SSCI 403 Caribbean Identity

Caribbean identity is a seminar of an interdisciplinary nature aimed at introducing students to the historical, social, economic, and political factors that has shaped Caribbean societies. This course exposes students to the theories and paradigms of some Caribbean writers that have contributed to the understanding of Caribbean societies. Specifically, students are expected to be familiar with the central ideas such as Froudacity in the works of J.J. Thomas; Negritude in the works of Aime Cesaire; Creolization in the works of Eduard Glissant; the Psycho-pathology of blackness as expressed by Frantz Fanon; Black Nationalism as articulated by Marcus Garvey; and Marxism, the ideology of CLR James and Walter Rodney. There are expected to examine the extent to which these ideas are central in the formation of Caribbean identity.
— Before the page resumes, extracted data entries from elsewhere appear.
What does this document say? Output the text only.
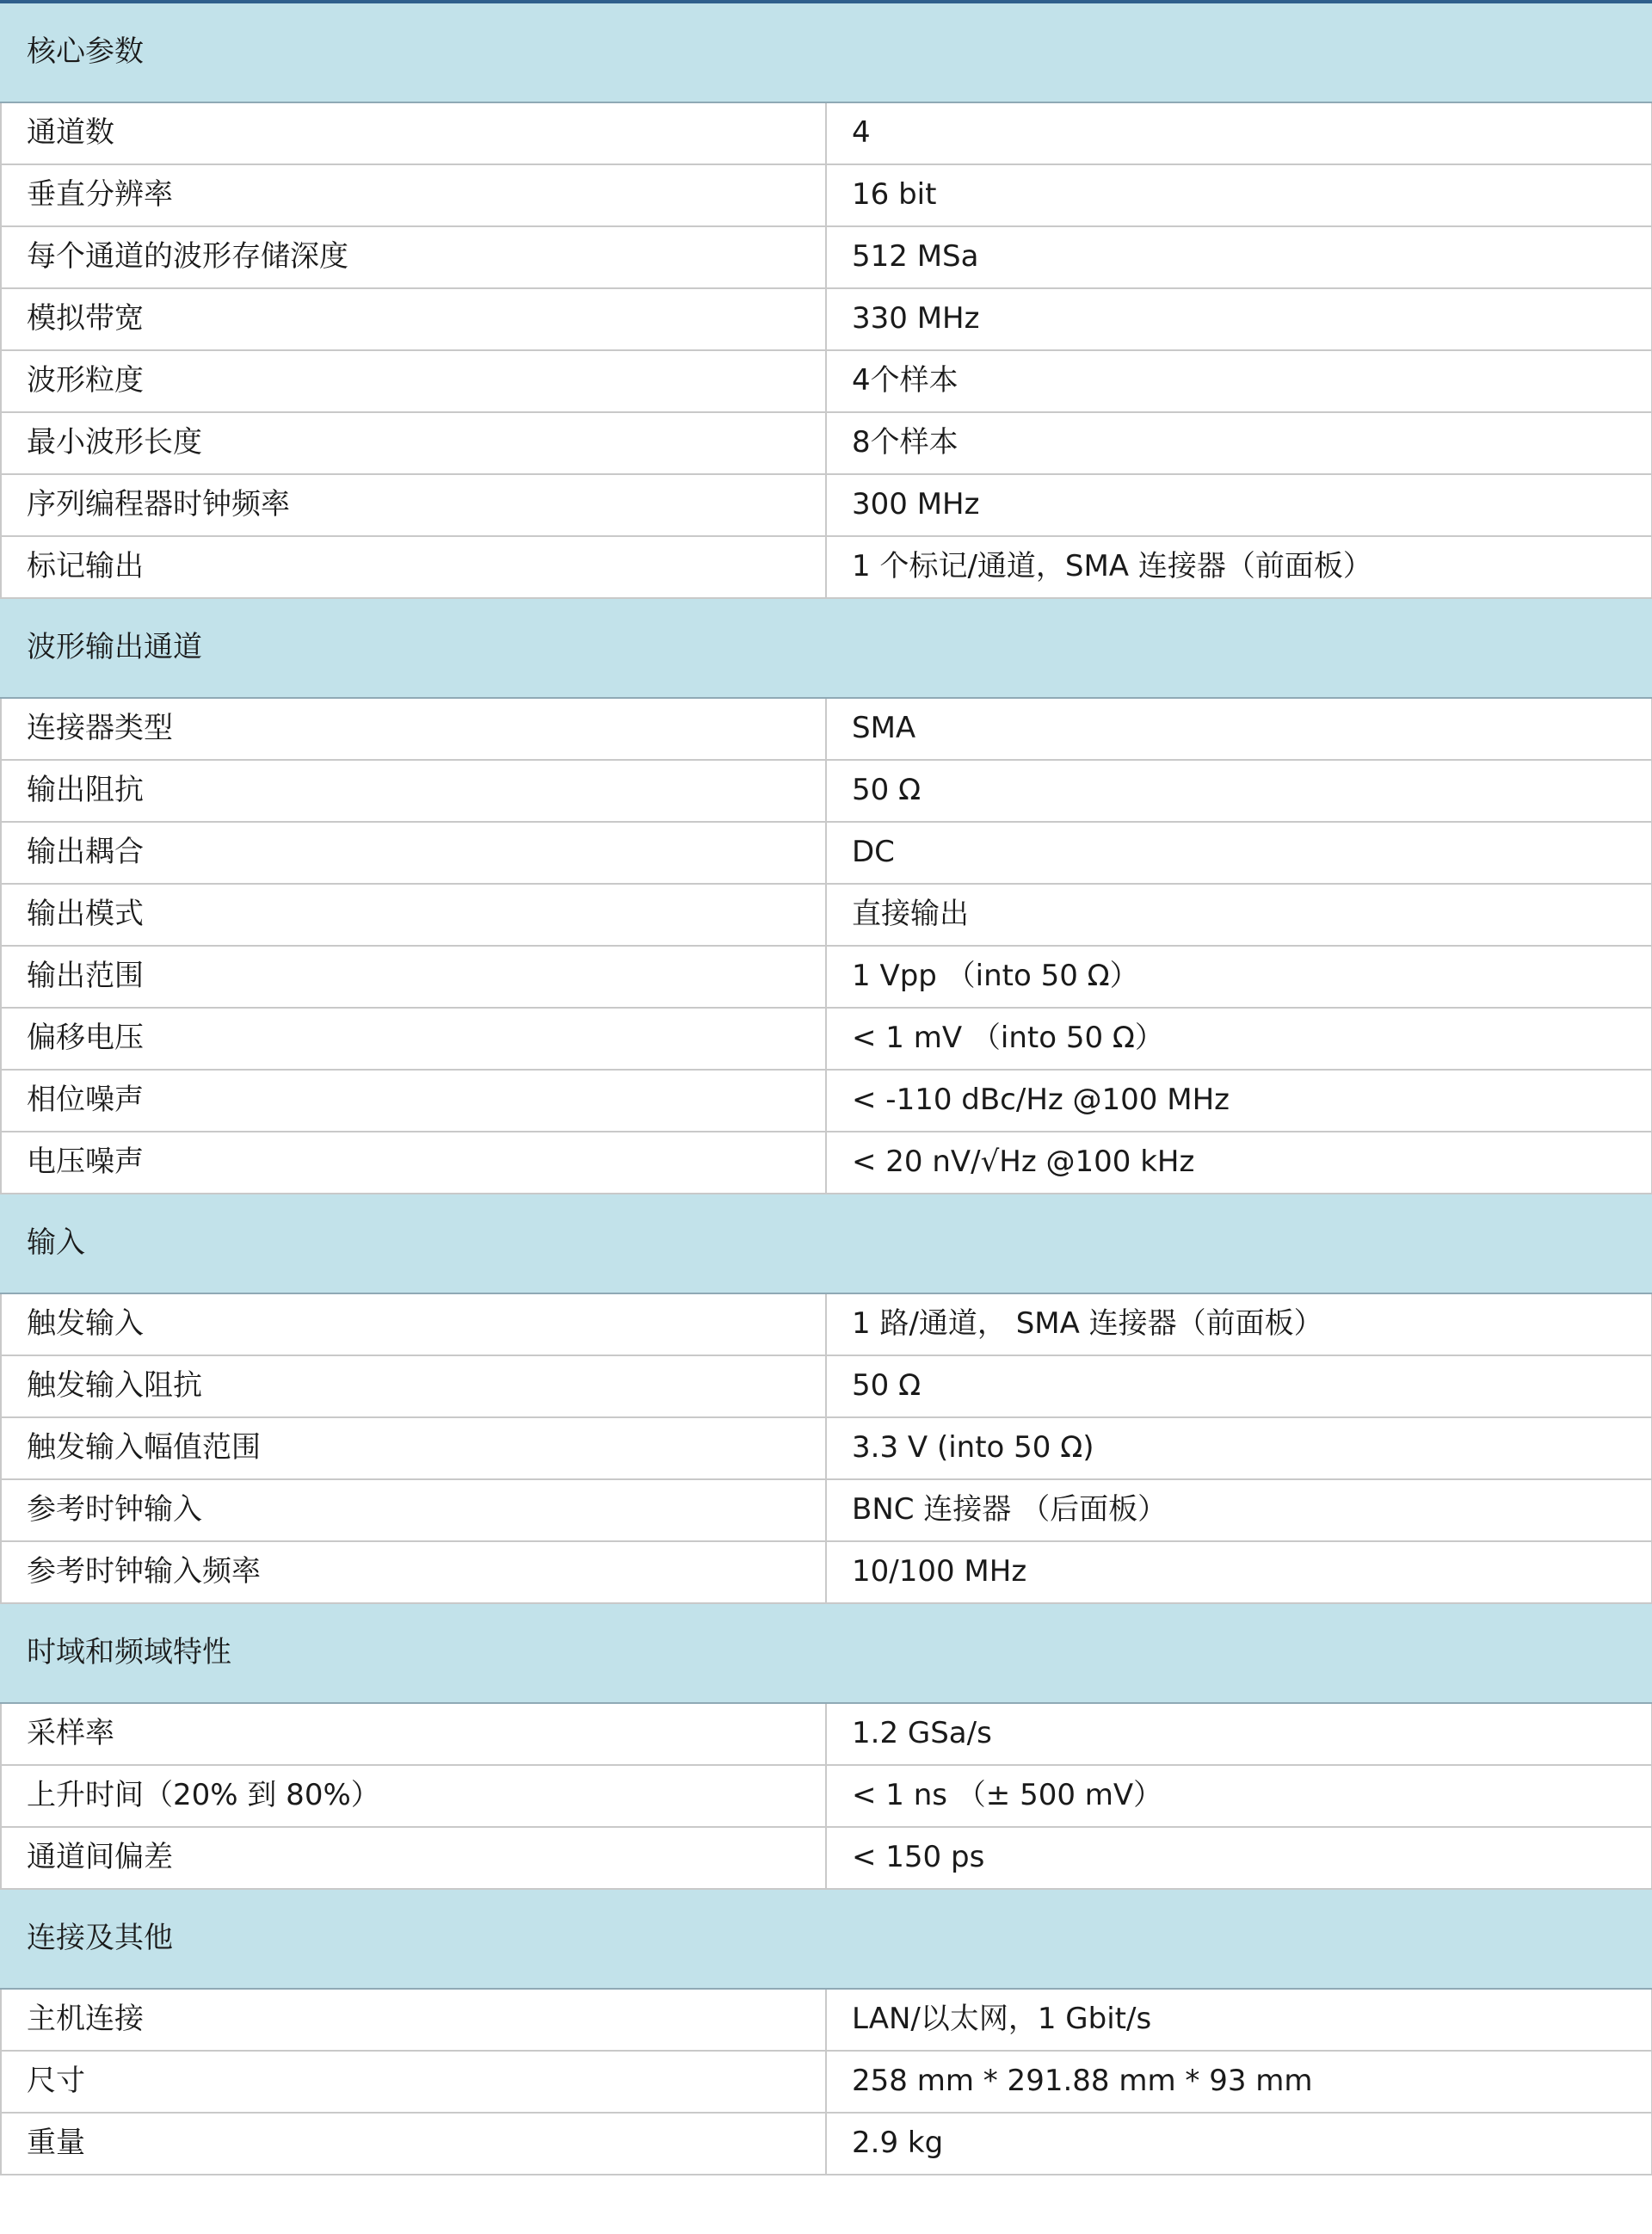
核心参数	
通道数	4
垂直分辨率	16 bit
每个通道的波形存储深度	512 MSa
模拟带宽	330 MHz
波形粒度	4个样本
最小波形长度	8个样本
序列编程器时钟频率	300 MHz
标记输出	1 个标记/通道，SMA 连接器（前面板）
波形输出通道	
连接器类型	SMA
输出阻抗	50 Ω
输出耦合	DC
输出模式	直接输出
输出范围	1 Vpp （into 50 Ω）
偏移电压	< 1 mV （into 50 Ω）
相位噪声	< -110 dBc/Hz @100 MHz
电压噪声	< 20 nV/√Hz @100 kHz
输入	
触发输入	1 路/通道， SMA 连接器（前面板）
触发输入阻抗	50 Ω
触发输入幅值范围	3.3 V (into 50 Ω)
参考时钟输入	BNC 连接器 （后面板）
参考时钟输入频率	10/100 MHz
时域和频域特性	
采样率	1.2 GSa/s
上升时间（20% 到 80%）	< 1 ns （± 500 mV）
通道间偏差	< 150 ps
连接及其他	
主机连接	LAN/以太网，1 Gbit/s
尺寸	258 mm * 291.88 mm * 93 mm
重量	2.9 kg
How are these ideas, or for that matter, the politics of identity contributes to the economic transformation of Caribbean societies from forced slaved labour, the rise of peasant society, to the laissez faire economics and competitiveness within the globalised world. In this context students will pay attention factors such as Representative Government and and social revolutions that have contributed to the formation of nationalism in the Caribbean. Students are expected to become acquainted with the nature of national identity, and with the historical-comparative explanation of the rise of nationalism in the world.